I went to Panera bread for a quick bite between jobs. The entire transaction at the cash register involved me answering a long series of questions. "How can I help you? Do you want bread? Apple? Chips? Which sandwich of the two? What kind of soup? Anything to drink? Do you have the Panera Bread club card? Cash or credit? To stay or to go? What is your name?" When I am feeling silly I fantasize about pretending to not speak English while ordering. Or pretending I'm deaf. I know that ultimately it isn't a big deal but Jesus, can I just have a fucking sandwich?? Why do you need my phone number and name?
I just answered a reference question that asked if I could find copies of the TWO Jodi Arias movies that recently aired. Like, yesterday, recently. Why the hell would anyone watch even one film of that (the only way I'd watch anything about that woman is if it involved badly acted reenactments...I love those) much less TWO? This woman was chewing moistily the ENTIRE phone conversation. If you desire a reenactment of THAT, simply get a friend or a lover to pack their mouths with a sloppy joe and stand right next to your ear and chew for about five minutes after asking you to look up the DVD release dates of several DVDs. This woman also wanted "that movie with that guy who died from the Sopranos, Jose Gonzalez." Yeah, no. No we don't have that movie.
How is Mad Men so good? Seriously. Six seasons in and the show remains so good and really, how many shows have managed that? Most television shows falter around season 3 or so and overstay their welcome. I think maybe the shortened seasons of the show, which has only 13 episodes, really helps. My attachment to these characters and this story is unsettling. I feel like I want to write a thesis about it. I hope some graduate student somewhere in the future writes one. Matthew Weiner is someone I'd put on my guest list for ideal dinner party.

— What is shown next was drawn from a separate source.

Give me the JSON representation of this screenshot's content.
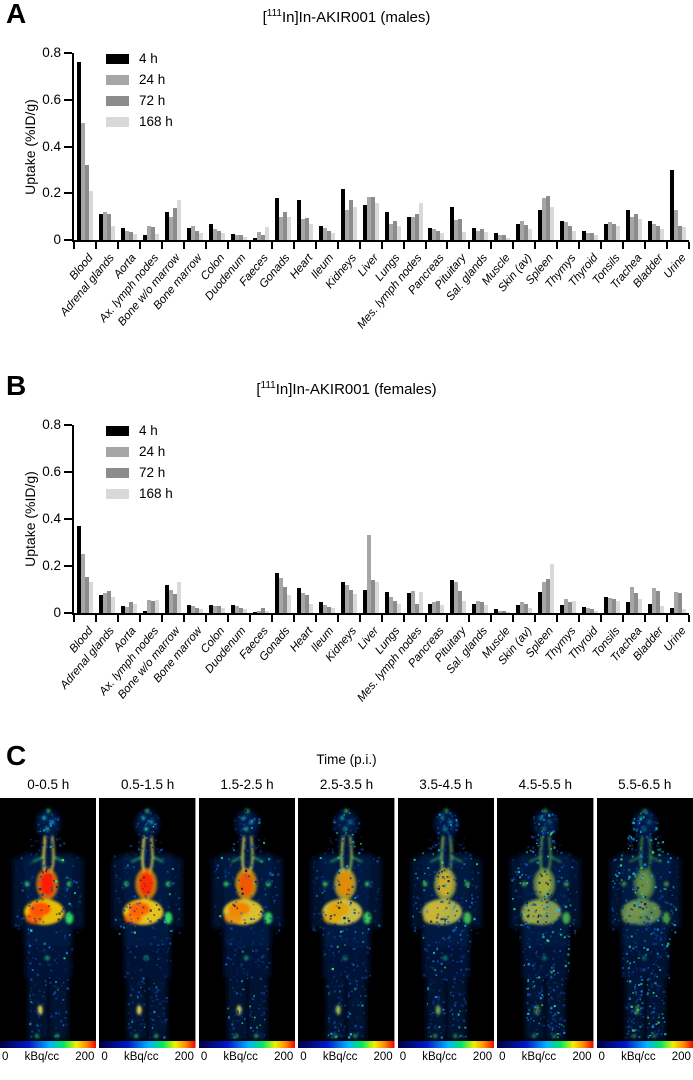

And finally, in a particularly irrational turn of events, I find myself, at 6:45pm, still annoyed at something that happened this morning. My new shampoo bottle required me to exit the shower, run to my kitchen on the other side of my apartment, get a pair of scissors to pry open the PLASTIC WRAP that enveloped the PLASTIC BOTTLE in order to wash my hair (which I'm not even sure why I bothered since the air has turned into a hot bowl of soup practically the SECOND it became summer officially, rendering my hair sideshow Bob-ish). Why so much plastic? Why does a plastic bottle need to be wrapped in plastic and if it is, why is anything other than my own hands, grasping awkwardly in the wee, half awake hours of the morning, required in order to open it?
I stumble through life confoundedly.